Él sabe que yo solo no puedo y no me lo exige. Sabe que no soy capaz de cambiar las cosas yo solo. Sólo me pide que acepte su voluntad. Pero yo me empeño en aislarme, en caminar solo.
Tal vez me da miedo perderme en la masa. Dejar de existir confundido entre miles de granos de arena, de gotas de agua. Quiero conservar mi originalidad. Y me olvido de que sólo en comunión con otros soy capaz de cambiar mi mundo. Construir una sociedad de hermanos.
Un mundo solidario con el que menos tiene, con el que más sufre. Un mundo nuevo en el que cada uno pueda aportar lo suyo sin importar el reconocimiento de los demás. Un mundo nuevo en el que cada uno no vaya a lo suyo, sino que todos aporten lo propio al bien común, al sueño tejido en el silencio.
Para hacerlo posible tengo que negarme a mí mismo, a mi egoísmo, a mi vanidad.
Pero creo que hoy no formamos a las personas para darse, para partirse por amor a los demás. Las formamos para que hagan su camino, para que ganen su lugar.
Una persona ya hecha me comentaba acerca de un joven: “Este va a salir muy bien solo en esta vida”. Parece muy atractivo el plan. Educar en la autonomía. Que cada uno sepa salir solo adelante sin necesitar la ayuda de nadie.
La autonomía siempre es buena. Es importante ser autónomos y no totalmente dependientes de otras personas.
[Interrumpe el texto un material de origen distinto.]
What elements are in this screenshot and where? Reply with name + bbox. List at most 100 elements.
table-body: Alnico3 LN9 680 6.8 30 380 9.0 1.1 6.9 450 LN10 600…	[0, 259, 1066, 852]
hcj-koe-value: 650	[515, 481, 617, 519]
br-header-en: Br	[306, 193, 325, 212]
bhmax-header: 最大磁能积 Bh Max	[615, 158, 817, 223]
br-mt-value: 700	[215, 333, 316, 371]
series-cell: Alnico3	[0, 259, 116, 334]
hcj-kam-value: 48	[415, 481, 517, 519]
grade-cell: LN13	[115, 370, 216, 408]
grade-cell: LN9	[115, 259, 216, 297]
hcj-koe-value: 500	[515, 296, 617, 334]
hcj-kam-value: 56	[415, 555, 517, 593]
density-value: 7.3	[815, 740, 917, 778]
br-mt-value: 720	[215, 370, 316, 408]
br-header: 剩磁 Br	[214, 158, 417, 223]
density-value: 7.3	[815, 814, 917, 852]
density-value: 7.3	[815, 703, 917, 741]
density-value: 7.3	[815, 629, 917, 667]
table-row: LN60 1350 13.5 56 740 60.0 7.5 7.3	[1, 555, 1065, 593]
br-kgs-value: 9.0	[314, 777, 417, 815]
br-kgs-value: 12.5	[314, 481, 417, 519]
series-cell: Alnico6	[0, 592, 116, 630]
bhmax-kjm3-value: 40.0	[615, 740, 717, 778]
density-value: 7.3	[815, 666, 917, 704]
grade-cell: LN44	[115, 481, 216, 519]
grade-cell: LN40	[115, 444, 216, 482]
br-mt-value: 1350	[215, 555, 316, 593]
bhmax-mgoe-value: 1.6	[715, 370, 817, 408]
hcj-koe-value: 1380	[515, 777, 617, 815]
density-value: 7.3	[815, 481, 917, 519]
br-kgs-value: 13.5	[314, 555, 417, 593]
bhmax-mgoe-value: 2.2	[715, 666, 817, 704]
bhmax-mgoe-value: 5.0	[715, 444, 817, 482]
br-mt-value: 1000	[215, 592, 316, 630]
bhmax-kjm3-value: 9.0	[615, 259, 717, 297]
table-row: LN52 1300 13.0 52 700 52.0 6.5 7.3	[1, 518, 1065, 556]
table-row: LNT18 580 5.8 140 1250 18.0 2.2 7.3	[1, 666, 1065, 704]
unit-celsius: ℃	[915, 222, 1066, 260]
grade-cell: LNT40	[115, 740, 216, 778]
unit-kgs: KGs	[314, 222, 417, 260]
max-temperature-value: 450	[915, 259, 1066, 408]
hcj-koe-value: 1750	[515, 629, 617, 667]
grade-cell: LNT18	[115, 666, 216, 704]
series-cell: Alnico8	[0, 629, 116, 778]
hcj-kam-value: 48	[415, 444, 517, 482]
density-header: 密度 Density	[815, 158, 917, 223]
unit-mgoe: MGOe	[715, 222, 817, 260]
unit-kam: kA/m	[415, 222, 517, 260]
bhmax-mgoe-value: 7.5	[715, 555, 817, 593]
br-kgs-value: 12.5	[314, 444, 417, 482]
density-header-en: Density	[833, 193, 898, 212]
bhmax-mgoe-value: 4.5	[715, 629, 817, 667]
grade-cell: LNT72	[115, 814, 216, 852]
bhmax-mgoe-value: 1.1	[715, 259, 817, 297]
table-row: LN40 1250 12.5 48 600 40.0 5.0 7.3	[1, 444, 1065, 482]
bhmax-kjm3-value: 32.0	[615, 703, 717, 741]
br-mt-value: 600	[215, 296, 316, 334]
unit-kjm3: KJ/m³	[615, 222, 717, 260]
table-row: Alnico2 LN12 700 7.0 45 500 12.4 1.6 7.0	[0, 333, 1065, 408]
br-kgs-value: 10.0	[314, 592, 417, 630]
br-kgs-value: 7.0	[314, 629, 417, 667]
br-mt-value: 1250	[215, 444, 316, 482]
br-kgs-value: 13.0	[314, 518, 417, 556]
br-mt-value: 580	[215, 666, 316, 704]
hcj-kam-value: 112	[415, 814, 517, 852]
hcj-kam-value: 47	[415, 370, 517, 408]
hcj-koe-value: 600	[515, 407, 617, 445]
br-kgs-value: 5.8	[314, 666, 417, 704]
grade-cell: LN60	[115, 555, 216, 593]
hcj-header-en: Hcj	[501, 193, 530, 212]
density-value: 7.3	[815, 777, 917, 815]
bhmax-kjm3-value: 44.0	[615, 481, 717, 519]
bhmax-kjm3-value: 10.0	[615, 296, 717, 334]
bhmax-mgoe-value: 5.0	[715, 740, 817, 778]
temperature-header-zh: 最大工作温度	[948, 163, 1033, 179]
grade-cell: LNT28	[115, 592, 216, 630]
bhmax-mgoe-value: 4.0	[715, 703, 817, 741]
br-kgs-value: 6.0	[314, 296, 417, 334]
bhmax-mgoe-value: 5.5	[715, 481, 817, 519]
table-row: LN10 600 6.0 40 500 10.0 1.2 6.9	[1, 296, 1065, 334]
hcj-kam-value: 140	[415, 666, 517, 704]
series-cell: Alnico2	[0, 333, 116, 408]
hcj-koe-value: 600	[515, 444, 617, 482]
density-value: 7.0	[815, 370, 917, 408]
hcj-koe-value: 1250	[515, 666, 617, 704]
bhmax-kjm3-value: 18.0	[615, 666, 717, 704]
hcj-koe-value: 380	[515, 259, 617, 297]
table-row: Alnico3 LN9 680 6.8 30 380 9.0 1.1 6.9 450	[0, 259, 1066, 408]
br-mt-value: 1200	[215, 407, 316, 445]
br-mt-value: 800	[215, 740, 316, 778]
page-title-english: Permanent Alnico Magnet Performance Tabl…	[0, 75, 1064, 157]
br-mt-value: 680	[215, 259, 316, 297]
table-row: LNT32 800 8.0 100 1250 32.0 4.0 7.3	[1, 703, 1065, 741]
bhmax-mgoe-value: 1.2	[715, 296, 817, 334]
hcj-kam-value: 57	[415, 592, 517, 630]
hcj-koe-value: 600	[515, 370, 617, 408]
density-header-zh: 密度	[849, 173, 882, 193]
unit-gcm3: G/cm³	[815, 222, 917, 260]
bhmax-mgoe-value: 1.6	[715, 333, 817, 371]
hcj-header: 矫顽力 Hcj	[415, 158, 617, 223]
Autónomos para decidir, para optar en la vida, sin que tengan que decirme continuamente qué pasos tengo que dar.
Pero el ideal de mi vida no es la autonomía más radical. El ideal cristiano es desaparecer en el amor a muchos. Morir como una semilla para poder dar fruto. Negarme a mí mismo y desaparecer. Renunciar a mis intereses y egoísmos para que muchos puedan vivir.
La búsqueda enfermiza de la soledad, del individualismo, de mi camino, de mi paz, puede convertirme en un ser egoísta centrado en mis propios deseos y proyectos.
Yo no quiero vivir así. En el fondo no deseo esa paz egoísta en la que me encuentro seguro y protegido. No es ese el Jesús que vive en mi corazón, el Jesús al que sigo.